Amount Measure Ingredient -- Preparation Method
-------- ------------ --------------------------------

1 1/2 cups water
1/2 teaspoon salt
1 each chicken broth, packet
2 teaspoons Tabasco sauce
4 small baking potatoes -- peeled, sliced
2 medium green onions -- sliced
1/2 teaspoon salt
1/2 cup Parmesan cheese -- divided

1. Heat oven to 400 degrees. Heat water, salt, chicken broth packet and Tabasco to boiling in an ovenproof 12 inch skillet or casserole dish over high heat. When water has been boiling about a minute, stir well to dissolve chicken powder. Add the sliced potatoes, green onions, salt and 1/4 cup of the grated parmesan cheese. Toss to mix well. Level the mixture and transfer the skillet to the preheated oven. Bake, uncovered, for 25-30 minutes at 400 degrees until potatoes are tender.

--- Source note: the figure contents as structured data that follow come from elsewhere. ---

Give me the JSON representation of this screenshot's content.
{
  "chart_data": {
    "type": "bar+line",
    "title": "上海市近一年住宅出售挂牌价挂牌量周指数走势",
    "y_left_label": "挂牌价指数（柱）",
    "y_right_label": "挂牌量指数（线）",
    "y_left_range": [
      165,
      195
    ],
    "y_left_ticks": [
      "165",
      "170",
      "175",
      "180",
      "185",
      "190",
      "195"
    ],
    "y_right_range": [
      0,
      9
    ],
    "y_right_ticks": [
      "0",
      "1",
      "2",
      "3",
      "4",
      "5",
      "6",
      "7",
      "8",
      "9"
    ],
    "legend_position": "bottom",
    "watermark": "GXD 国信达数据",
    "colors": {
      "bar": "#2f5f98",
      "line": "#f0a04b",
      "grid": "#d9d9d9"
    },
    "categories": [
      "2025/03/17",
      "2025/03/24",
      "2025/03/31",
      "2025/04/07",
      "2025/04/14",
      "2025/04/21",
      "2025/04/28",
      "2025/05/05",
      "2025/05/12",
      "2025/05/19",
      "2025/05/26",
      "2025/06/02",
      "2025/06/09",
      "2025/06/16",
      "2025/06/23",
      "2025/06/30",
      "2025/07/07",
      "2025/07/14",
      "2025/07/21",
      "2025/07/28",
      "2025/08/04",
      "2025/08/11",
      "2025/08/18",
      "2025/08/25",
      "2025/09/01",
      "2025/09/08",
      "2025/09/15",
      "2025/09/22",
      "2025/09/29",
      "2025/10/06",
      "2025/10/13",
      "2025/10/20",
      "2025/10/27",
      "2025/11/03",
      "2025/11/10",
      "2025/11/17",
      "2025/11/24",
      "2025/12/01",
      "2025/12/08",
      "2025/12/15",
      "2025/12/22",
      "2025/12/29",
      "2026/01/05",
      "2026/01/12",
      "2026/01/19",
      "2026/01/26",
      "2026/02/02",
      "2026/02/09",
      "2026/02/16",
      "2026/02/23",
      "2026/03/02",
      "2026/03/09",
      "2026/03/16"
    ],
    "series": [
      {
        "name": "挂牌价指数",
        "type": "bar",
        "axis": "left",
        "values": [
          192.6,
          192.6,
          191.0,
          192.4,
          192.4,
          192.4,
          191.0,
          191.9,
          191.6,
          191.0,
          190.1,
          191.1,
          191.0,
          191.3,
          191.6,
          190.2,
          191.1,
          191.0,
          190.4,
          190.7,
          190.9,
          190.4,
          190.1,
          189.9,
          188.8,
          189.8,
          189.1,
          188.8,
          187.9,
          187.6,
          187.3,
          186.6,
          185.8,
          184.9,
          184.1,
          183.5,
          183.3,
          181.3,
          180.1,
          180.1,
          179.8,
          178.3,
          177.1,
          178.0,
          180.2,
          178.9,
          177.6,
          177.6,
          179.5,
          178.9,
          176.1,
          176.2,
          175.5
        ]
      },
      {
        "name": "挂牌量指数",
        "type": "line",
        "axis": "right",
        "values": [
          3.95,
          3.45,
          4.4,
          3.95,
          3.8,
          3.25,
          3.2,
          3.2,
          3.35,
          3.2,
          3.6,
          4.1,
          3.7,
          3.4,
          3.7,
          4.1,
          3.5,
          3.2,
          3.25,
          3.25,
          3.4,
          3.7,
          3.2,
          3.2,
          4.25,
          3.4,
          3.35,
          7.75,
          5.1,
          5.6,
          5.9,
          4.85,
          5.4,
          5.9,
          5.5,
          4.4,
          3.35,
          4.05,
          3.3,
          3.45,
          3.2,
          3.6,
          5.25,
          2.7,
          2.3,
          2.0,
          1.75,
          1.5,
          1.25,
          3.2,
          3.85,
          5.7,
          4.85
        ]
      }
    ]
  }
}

2. Remove from oven, increase heat to broil. Sprinkle remaining cheese over potatoes; return skillet to oven and broil about 3 minutes or until potatoes are golden.

Yield: 4 servings.


Per Serving (excluding unknown items): 199 Calories; 3g Fat (15.4% calories from fat); 8g Protein; 34g Carbohydrate; 3g Dietary Fiber; 8mg Cholesterol; 1116mg Sodium. Exchanges: 2 Grain(Starch); 1/2 Lean Meat; 0 Vegetable; 0 Fat.

CHRIST1NE
06-03-2001, 01:46 PM
SusanL Thanks so much for osting the recipe. I should have thought to do a search. I don't know how I missed that one either - must be another case of so many threads/so little time. Thanks again!

Donna P
06-04-2001, 01:08 PM
I made the potatoes parmigiana last night (used chicken broth instead of the water and powder). They were excellent. I paired it with the bbq salmon from may and the green beans balsamic from cl complete. What a fantastic meal! Thanks for the post.

Donna P
08-07-2001, 10:44 AM
I made the Pork au Poivre. I used pork loin since my store did not have a tenderloin. I cooked it in a cast iron skillet. It was delicious. The sauce was wonderful. I served it with the suggested spinach - the store did not have the herb flavored cheese spread so I used a chunk of cream cheese, some fresh garlic and a sprinkle of Italian Herbs. I also served parslied potatoes - cooked cubes of potatoes, drained, added a little butter and a generous amount of fresh parsley. A great meal.